Anders dan de Raad is de kinderrechter van oordeel dat de conclusies van Spirit met betrekking tot [oma] als pleegouder voldoende zijn onderbouwd. In het rapport wordt uitgebreid stilgestaan bij de criteria waaraan voldaan moet worden en waarom Spirit inschat dat [oma] aan deze criteria voldoet. Dat bij de beoordeling van [oma] regelmatig het woordje “lijkt” wordt gebruikt ziet de kinderrechter -gezien telkens de context waarin het wordt gebruikt- niet als een minpunt voor [oma]; uit het rapport kan niet worden geconcludeerd dat men door het gebruik van het woordje “lijkt” wil suggereren dat het wel eens anders zou kunnen zijn.
De minderjarigen sub 2 en 3 ontwikkelen zich goed. Gelet hierop en op hun jonge leeftijd en ook gezien het feit dat zij nog niet zo lang in het huidige pleeggezin verblijven acht de kinderrechter het verantwoord hen binnen de familie te plaatsen, ook al zou daardoor een hechtingsproces worden doorbroken. Er is geen reden om aan te nemen dat zij zich niet in het nieuwe gezin zullen kunnen hechten. Dat zij van elkaar gescheiden zullen worden is weliswaar een nadeel, maar daar staat tegenover dat alle onderzochte familieleden in Amsterdam wonen en heel frequent contact met elkaar hebben.
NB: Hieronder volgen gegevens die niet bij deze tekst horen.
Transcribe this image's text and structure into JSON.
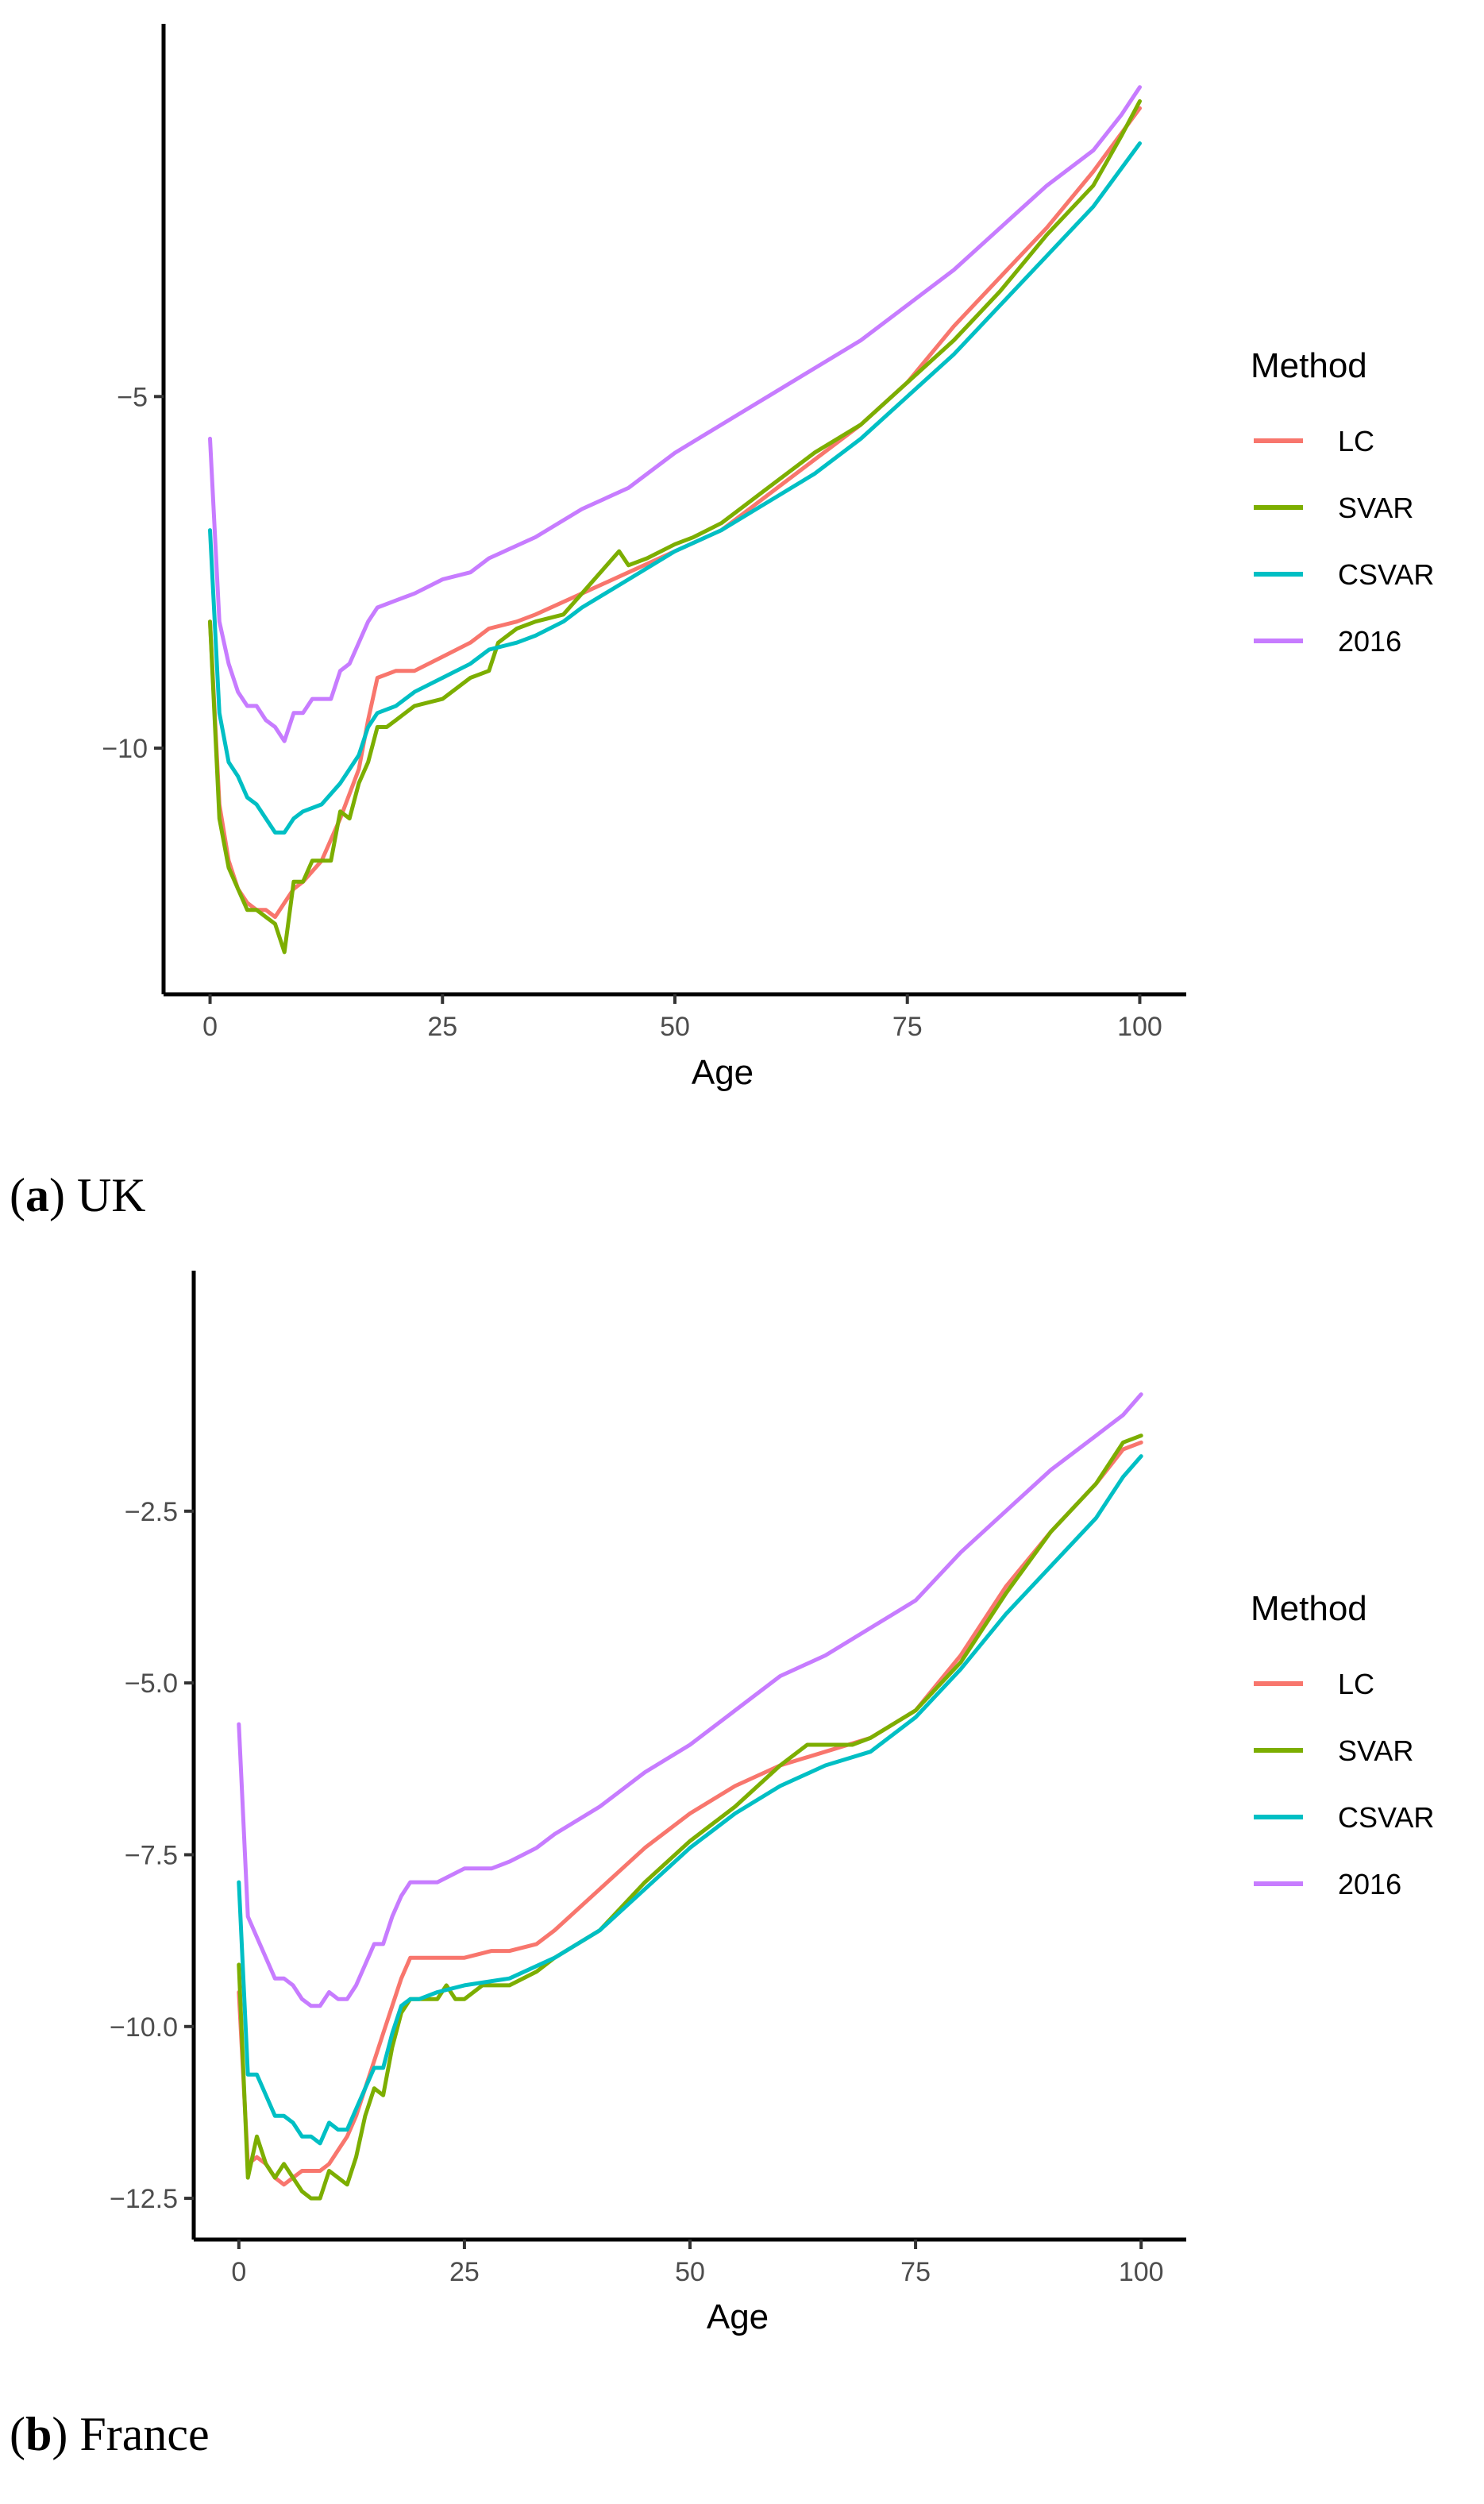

De minderjarige sub 1 verblijft thans in een crisispleeggezin en moet op korte termijn elders worden geplaatst. Gezien de positieve beoordeling van [zus 1] door Spirit en ook gelet op de goede, adequate indruk die de kinderrechter ter zitting van [zus 1] heeft gekregen acht de kinderrechter het verantwoord de minderjarige sub 1 bij [zus 1] te plaatsen, temeer daar zij ter zitting uitdrukkelijk heeft verklaard er alles, zelfs haar baan, voor over te hebben om de minderjarige sub 1 goed te kunnen begeleiden.
Bij plaatsing binnen de familie zal het ook de taak van deze familieleden zijn de moeder te begrenzen; dit lijkt geen gemakkelijke taak, maar de kinderrechter gaat ervan uit dat men hierbij -zoals ook toegezegd- de belangen van de minderjarigen zal stellen boven de belangen van de moeder.
Gezien het vorenstaande en ook gelet op het feit dat overplaatsing van de minderjarigen enige tijd zal vergen wordt als volgt beslist, waarbij de kinderrechter ervan uitgaat dat de minderjarigen conform de uitgangspunten in het rapport van Spirit binnen de familie zullen worden geplaatst, te weten de minderjarige sub 1 bij [zus 1], de minderjarige sub 3 bij [zus 2] en de minderjarige sub 2 bij [oma].
verleent machtigingen tot plaatsing van de minderjarigen in een voorziening voor pleegzorg (neutraal pleeggezin) tot uiterlijk 15 december 2009, met daaropvolgend plaatsing in een voorziening voor pleegzorg (netwerkpleeggezin) overeenkomstig de indicatiebesluiten van 19 april 2009 en 25 juni 2009 tot uiterlijk 16 april 2010;
verklaart deze beschikking uitvoerbaar bij voorraad.
Deze beschikking is gegeven door C.G. Soeteman-Oostveen, kinderrechter, in tegenwoordigheid van R.G.A. Bergevoet-Welling als griffier en in het openbaar uitgesproken opIndien hoger beroep tegen deze beschikking mogelijk is, kan dat worden ingesteld:
- door de verzoekers en degenen aan wie een afschrift van de beschikking is verstrekt of verzonden, binnen drie maanden na de dag van de uitspraak,
- door andere belanghebbenden binnen drie maanden na de betekening daarvan of nadat de beschikking aan hen op een andere wijze bekend is geworden.
Het hoger beroep moet, door tussenkomst van een advocaat, worden ingediend ter griffie van het gerechtshof te Arnhem.